Qual è il fattore che più degli altri ci condiziona nel valutare un disco? Io dico le aspettative più o meno si possono riporre prima di una pubblicazione. Le seghe mentali contano più del disco in sé, perché un album mediocre di una grande band è spazzatura, se invece ci si imbatte in un discreto lavoro d’esordio si grida al capolavoro della “next big thing”.
I Passion Pit non rientravano nella lista dei miei interessi, tanto che questo "Gossamer" non era sulla mia agenda di ascolti o acquisti. Qualche giorno fa surfando la rete a caso ho letto dei problemi di salute mentale del frontman, Micheal Angelakos. Tempo dopo, su quel fottutissimo canale del tubo chiamato VEVO, era in evidenza il primo singolo tratto da "Gossamer", intitolato “Take a Walk”, e l'ho ascoltato tanto per. Forse influenzato da quanto avevo letto, la canzone e il video mi hanno trasmesso sensazioni contrastanti: leggerezza e malinconia, tristezza e spensieratezza.

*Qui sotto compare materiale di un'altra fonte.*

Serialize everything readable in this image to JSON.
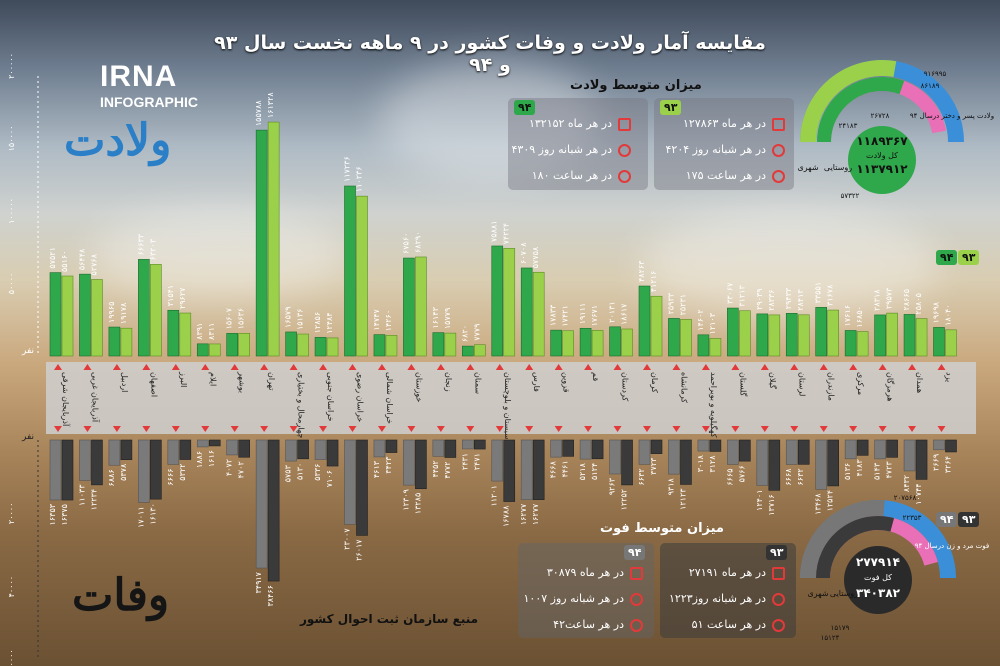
{
  "title": "مقایسه آمار ولادت و وفات کشور در ۹ ماهه نخست سال ۹۳ و ۹۴",
  "logo": {
    "name": "IRNA",
    "sub": "INFOGRAPHIC"
  },
  "labels": {
    "births": "ولادت",
    "deaths": "وفات",
    "source": "منبع سازمان ثبت احوال کشور",
    "unit": "نفر"
  },
  "years": {
    "y93": "۹۳",
    "y94": "۹۴"
  },
  "colors": {
    "birth93": "#9bd14a",
    "birth94": "#2ea84a",
    "death93": "#3a3a3a",
    "death94": "#7a7a7a",
    "province_band": "#cfcfcf",
    "marker": "#e23a3a",
    "urban": "#3a8fd6",
    "rural": "#e96fb7"
  },
  "birth_avg": {
    "heading": "میزان متوسط ولادت",
    "y93": {
      "month": "در هر ماه ۱۲۷۸۶۳",
      "day": "در هر شبانه روز ۴۲۰۴",
      "hour": "در هر ساعت ۱۷۵"
    },
    "y94": {
      "month": "در هر ماه ۱۳۲۱۵۲",
      "day": "در هر شبانه روز ۴۳۰۹",
      "hour": "در هر ساعت ۱۸۰"
    }
  },
  "death_avg": {
    "heading": "میزان متوسط فوت",
    "y93": {
      "month": "در هر ماه ۲۷۱۹۱",
      "day": "در هر شبانه روز۱۲۲۳",
      "hour": "در هر ساعت ۵۱"
    },
    "y94": {
      "month": "در هر ماه ۳۰۸۷۹",
      "day": "در هر شبانه روز ۱۰۰۷",
      "hour": "در هر ساعت۴۲"
    }
  },
  "birth_donut": {
    "total_label": "کل ولادت",
    "total_93": "۱۱۸۹۳۶۷",
    "total_94": "۱۱۳۷۹۱۲",
    "urban_label": "شهری",
    "rural_label": "روستایی",
    "gender_label": "ولادت پسر و دختر درسال ۹۴",
    "ring_values": [
      "۹۱۶۹۹۵",
      "۸۶۱۸۹",
      "۲۴۱۸۳",
      "۲۶۷۲۸",
      "۵۷۳۲۲"
    ]
  },
  "death_donut": {
    "total_label": "کل فوت",
    "total_93": "۲۷۷۹۱۴",
    "total_94": "۳۴۰۳۸۲",
    "urban_label": "شهری",
    "rural_label": "روستایی",
    "gender_label": "فوت مرد و زن درسال ۹۴",
    "ring_values": [
      "۲۰۷۵۶۸",
      "۲۲۳۵۳",
      "۱۵۱۷۹",
      "۱۵۱۲۴"
    ]
  },
  "chart_data": {
    "type": "bar",
    "categories": [
      "آذربایجان شرقی",
      "آذربایجان غربی",
      "اردبیل",
      "اصفهان",
      "البرز",
      "ایلام",
      "بوشهر",
      "تهران",
      "چهارمحال و بختیاری",
      "خراسان جنوبی",
      "خراسان رضوی",
      "خراسان شمالی",
      "خوزستان",
      "زنجان",
      "سمنان",
      "سیستان و بلوچستان",
      "فارس",
      "قزوین",
      "قم",
      "کردستان",
      "کرمان",
      "کرمانشاه",
      "کهگیلویه و بویراحمد",
      "گلستان",
      "گیلان",
      "لرستان",
      "مازندران",
      "مرکزی",
      "هرمزگان",
      "همدان",
      "یزد"
    ],
    "series": [
      {
        "name": "۹۳",
        "kind": "births",
        "values": [
          57521,
          56448,
          19965,
          66633,
          31541,
          8391,
          15607,
          155788,
          16579,
          12856,
          117236,
          14747,
          67560,
          16143,
          6820,
          75881,
          60708,
          17833,
          19111,
          20131,
          48263,
          25933,
          14602,
          33067,
          29039,
          29433,
          33551,
          17616,
          28318,
          28665,
          19698
        ]
      },
      {
        "name": "۹۴",
        "kind": "births",
        "values": [
          55160,
          52768,
          19178,
          63203,
          29627,
          8311,
          15636,
          161328,
          15136,
          12484,
          110236,
          14260,
          68290,
          15779,
          7779,
          74224,
          57758,
          17421,
          17671,
          18617,
          41216,
          25231,
          12103,
          31213,
          28336,
          28413,
          31678,
          16850,
          29573,
          25805,
          18040
        ]
      },
      {
        "name": "۹۳",
        "kind": "deaths",
        "values": [
          16353,
          11033,
          6886,
          17011,
          6666,
          1886,
          4072,
          34917,
          5753,
          5336,
          23007,
          4613,
          12309,
          4452,
          2431,
          11201,
          16277,
          4668,
          5218,
          9263,
          6632,
          9318,
          3018,
          6665,
          12401,
          6668,
          13468,
          5136,
          5143,
          8432,
          2669
        ]
      },
      {
        "name": "۹۴",
        "kind": "deaths",
        "values": [
          16375,
          12234,
          5378,
          16130,
          5322,
          1616,
          4702,
          38466,
          5130,
          7106,
          26017,
          3423,
          13285,
          4772,
          2471,
          16788,
          16277,
          4461,
          5124,
          12252,
          3723,
          12123,
          3128,
          5766,
          13716,
          6632,
          12524,
          4183,
          4723,
          10744,
          3264
        ]
      }
    ],
    "yticks_births": [
      "۵۰۰۰۰",
      "۱۰۰۰۰۰",
      "۱۵۰۰۰۰",
      "۲۰۰۰۰۰"
    ],
    "yticks_deaths": [
      "۲۰۰۰۰",
      "۴۰۰۰۰",
      "۶۰۰۰۰"
    ],
    "ylim_births": [
      0,
      200000
    ],
    "ylim_deaths": [
      0,
      60000
    ]
  }
}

E’ inevitabile che le seghe mentali ad un certo punto possano prendere il sopravvento sulla ragione, per cui questo singole m'e gustato assai per un nescio quid che non so spiegarmi. Quindi cerco l’album in streaming per un primo ascolto veloce e non ho una grande sensazione. Riascoltando più volte “I’ll Be Alright” mi sembra di metabolizzarne sempre più i suoni e mi viene da concedere un’altra possibilità a “Gossamer”. Non me ne sono pentito affatto.
“Gossamer” insegna che se hai un problema devi continuare a sorridere alla vita, non per illudere gli altri, ma per fare forza a te stesso. Lo custodisco con i migliori, per me, dischi dell’anno (ad oggi) insieme a Maccabees, alt-J, Enter Shikari, Neil Young e Cribs.